High volatile metallurgical coal volume in 2011 is expected to reach 1.7Mt, of which 200,000t are committed and priced at $100 per short ton FOB mine.
Total 2011 production of thermal coal is expected to reach 1.2Mt, of which 500,000t is committed and priced at $66/t FOB mine.
Assuming current market pricing of approximately $140 and $75/t FOB mine for uncommitted high-volatile metallurgical and thermal coal production, respectively, and expected cash costs of approximately $70/t, the acquisition is expected to contribute significantly to Cliffs' revenue and EBITDA.
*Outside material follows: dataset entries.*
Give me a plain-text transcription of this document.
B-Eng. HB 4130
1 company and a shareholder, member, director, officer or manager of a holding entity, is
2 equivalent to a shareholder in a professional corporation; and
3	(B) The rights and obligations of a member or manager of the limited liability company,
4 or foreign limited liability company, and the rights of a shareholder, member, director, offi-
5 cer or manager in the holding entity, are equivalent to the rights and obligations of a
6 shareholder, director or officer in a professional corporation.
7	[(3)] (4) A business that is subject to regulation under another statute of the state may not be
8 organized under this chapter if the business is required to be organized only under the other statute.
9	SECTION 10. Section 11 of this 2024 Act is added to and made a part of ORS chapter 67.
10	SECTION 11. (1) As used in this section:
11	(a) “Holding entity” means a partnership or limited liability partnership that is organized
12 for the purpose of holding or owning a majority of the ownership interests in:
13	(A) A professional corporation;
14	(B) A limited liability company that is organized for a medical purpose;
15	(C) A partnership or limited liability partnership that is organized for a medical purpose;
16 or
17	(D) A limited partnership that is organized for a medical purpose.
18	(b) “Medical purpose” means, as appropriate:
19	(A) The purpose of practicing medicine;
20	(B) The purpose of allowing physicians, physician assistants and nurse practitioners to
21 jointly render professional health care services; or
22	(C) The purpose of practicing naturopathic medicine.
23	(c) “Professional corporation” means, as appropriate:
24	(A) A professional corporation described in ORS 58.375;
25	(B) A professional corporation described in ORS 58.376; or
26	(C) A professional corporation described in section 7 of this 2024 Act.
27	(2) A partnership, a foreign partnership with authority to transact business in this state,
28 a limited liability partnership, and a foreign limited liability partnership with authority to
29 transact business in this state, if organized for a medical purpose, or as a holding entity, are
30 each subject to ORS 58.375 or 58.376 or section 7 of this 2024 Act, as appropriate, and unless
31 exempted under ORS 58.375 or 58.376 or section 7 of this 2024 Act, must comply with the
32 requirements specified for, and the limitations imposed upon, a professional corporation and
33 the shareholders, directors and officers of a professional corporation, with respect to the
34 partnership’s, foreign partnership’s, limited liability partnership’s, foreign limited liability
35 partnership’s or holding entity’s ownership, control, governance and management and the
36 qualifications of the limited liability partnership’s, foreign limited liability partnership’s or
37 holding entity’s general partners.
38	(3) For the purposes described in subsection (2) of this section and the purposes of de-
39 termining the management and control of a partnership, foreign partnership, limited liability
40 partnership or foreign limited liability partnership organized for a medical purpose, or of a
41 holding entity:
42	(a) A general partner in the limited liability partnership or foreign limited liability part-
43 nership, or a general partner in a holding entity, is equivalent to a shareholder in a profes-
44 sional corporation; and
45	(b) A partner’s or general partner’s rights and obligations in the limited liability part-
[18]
In 2011, Cliffs anticipates this business will generate approximately $300 million in revenue and $100 million in EBITDA.
Utilizing increased volumes and similar pricing and cost assumptions, in 2012 Cliffs expects this business to generate more than $400 million in revenue and about $175 million in EBITDA.
Cliffs indicated that INR's expected 2010 production is split equally between metallurgical and thermal coal products.
The metallurgical/thermal coal mix is expected to shift to increased metallurgical coal production with a percentage split of approximately 65/35 in future years based on current production plans.
Cliffs also indicated that INR's operations include a state-of-the-art coal preparation and processing facility completed in 2008, along with a new 110-car unit-train batch-weight load out facility with access to the CSX railroad.
Coal from INR-owned mines is processed by INR's Preparation Plant, then shipped to customers via the CSX rail line and exported from the port of Norfolk, Virginia.
The coal products can also be trucked to a wholly owned river loading facility on the Big Sandy River and then barged via the Ohio River system to the port of New Orleans for export.
While maintenance capital expenditures are approximately $25-30 million annually, growth capital expenditure totalling $125 million is expected to be made by 2012 to support the build-out of additional mine assets and preparation plant infrastructure.
As development projects evolve into fully operating mines, Cliffs intends to increase INR's 400-member labour force to meet estimated production levels.
Cliffs said each operating mine in West Virginia is currently managed by an experienced operator and the business will be reported in Cliffs North American Coal business segment, led by the president of Cliffs' North American business unit, Donald Gallagher.